J'évite tout commerce, de près ou de loin, avec la gent laborieuse. Toutefois je daigne me frotter à ces jolis, de temps à autre. Et puis je leur trouve quelque attrait à ces salariés, à ces patrons, à ces employés, par-dessous leurs blouses, leurs costumes, leurs déguisements.
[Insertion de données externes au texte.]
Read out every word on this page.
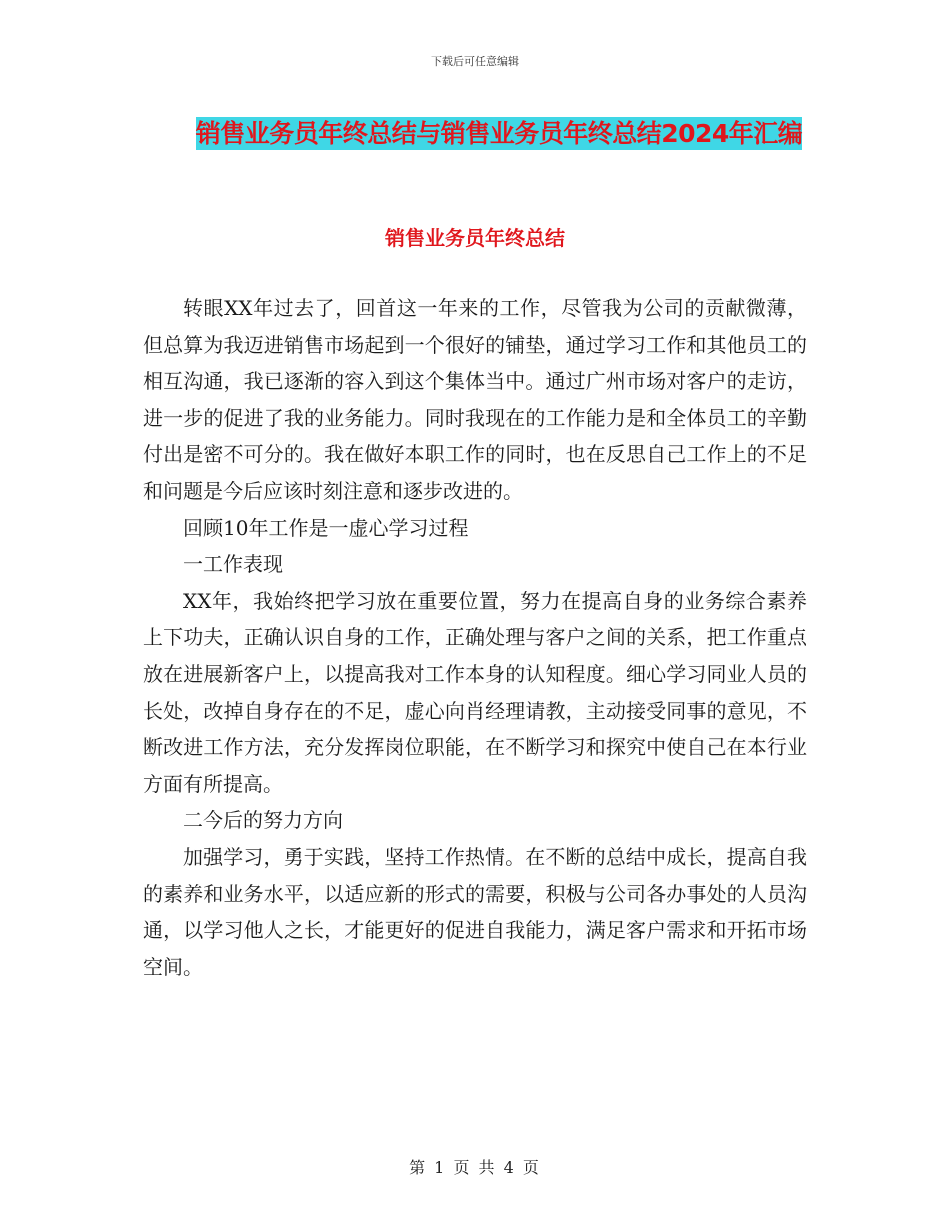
下载后可任意编辑
销售业务员年终总结与销售业务员年终总结2024年汇编
销售业务员年终总结

转眼XX年过去了，回首这一年来的工作，尽管我为公司的贡献微薄，但总算为我迈进销售市场起到一个很好的铺垫，通过学习工作和其他员工的相互沟通，我已逐渐的容入到这个集体当中。通过广州市场对客户的走访，进一步的促进了我的业务能力。同时我现在的工作能力是和全体员工的辛勤付出是密不可分的。我在做好本职工作的同时，也在反思自己工作上的不足和问题是今后应该时刻注意和逐步改进的。

回顾10年工作是一虚心学习过程

一工作表现

XX年，我始终把学习放在重要位置，努力在提高自身的业务综合素养上下功夫，正确认识自身的工作，正确处理与客户之间的关系，把工作重点放在进展新客户上，以提高我对工作本身的认知程度。细心学习同业人员的长处，改掉自身存在的不足，虚心向肖经理请教，主动接受同事的意见，不断改进工作方法，充分发挥岗位职能，在不断学习和探究中使自己在本行业方面有所提高。

二今后的努力方向

加强学习，勇于实践，坚持工作热情。在不断的总结中成长，提高自我的素养和业务水平，以适应新的形式的需要，积极与公司各办事处的人员沟通，以学习他人之长，才能更好的促进自我能力，满足客户需求和开拓市场空间。

第 1 页 共 4 页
Je les taquine avec charité, leur porte attention avec condescendance. Je leur parle également, mais toujours en choisissant bien mes mots, de crainte de les blesser. Il convient de les ménager, mais surtout de flatter leur religion, la production de fatigue étant chose sacrée pour les pions d'usine de leur envergure. Un minimum de psychologie évite bien des heurts et permet de dompter ceux qui bossent.
Bref, mes rapports avec les affairés sont enrichissants. Ils m'offrent le tableau gratuit et ludique de que je ne saurais être : prompts et ponctuels au turbin, consciencieux à l'extrême, admirables dans leur motivation, courageux jusqu'à l'héroïsme, patients comme des saints, ardents à l'ouvrage, matinaux cinq à six fois par semaine.
Certains en ont "plein les reins", d'autres en ont "plein le dos", d'autres encore en ont "plein la tête". Et ils sont tous près de chez moi. Ce sont mes semblables, mes contemporains, mes frères. Et pas un parmi eux pour faire l'éloge de l'oisiveté. Pas un. Permettez-moi de prendre la parole à leur place : je suis l'incarnation de leurs rêves. Ou de leurs non-rêves.
Je suis leur ennemi, puisque je suis l'Ennemi du boulot.
Cependant, sans eux qui serait là pour faire en sorte que je puisse vaquer à mes chères futilités, chauffé au moyen de leur charbon, choyé grâce à leurs usines, nourri du grain de leurs efforts ? Et puis surtout, comment tuerais-je le temps s'il n'y avait pas de robots humains pour me distraire ? L'industrie des autres est donc utile ! La morale est sauve.
Les promesses palpables de ce système mercantile ne m'agréent guère et je vous abandonne volontiers, Messieurs les recruteurs, ces trésors qui sauvent les apparences. Sans vos aliénantes fonctions, que seriez-vous donc ? Plus rien du tout.
Ma souveraine oisiveté sert mieux l'Humanité que vos agitations professionnelles : je ne produis aucune richesse palpable. Pas une seule oeuvre manufacturée issue de mes dix doigts de fainéant pour plaire aux gens de votre espèce. Je suis un heureux parasite, le premier des profiteurs, le dernier des Mohicans. Grâce à ceux qui pompent, pédalent, pensent, suent et triment, je puis m'adonner sans entrave à mon passe-temps favori : me rien faire du matin au soir. Professionnellement parlant, j'entends. En cela j'apporte du réconfort aux esclaves captifs de leurs triviales obligations. Je leur montre le chemin de la liberté : un destin sans chaînes est possible. A condition de savoir se passer du superficiel, se contenter de l'essentiel.
Vous êtes producteurs de néants nommés «confort matériel», «sécurité de l'emploi», «assurances temporelles»... Du vent ! Un peu de paille, beaucoup de fumée. Vous promettez une belle fiche de paie à la fin du mois à conserver comme un talisman. Carotte mensuelle digne des ânes, non des hommes.
Quant à vos coups de bâtons, ils ne sauraient m'atteindre : je plane toutes ailes déployées au-dessus du troupeau. Albatros de la condition humaine, je m'abreuve de Poésie, me nourris de Beauté, vis des fruits du Ciel.
La grande mode de ce siècle étant à l'exercice d'un job, la jeunesse n'a plus que cette piètre ambition.
Je ne saurais, quant à moi, me baisser à la hauteur de vos boutons de chemises pour asseoir mon règne en ce monde.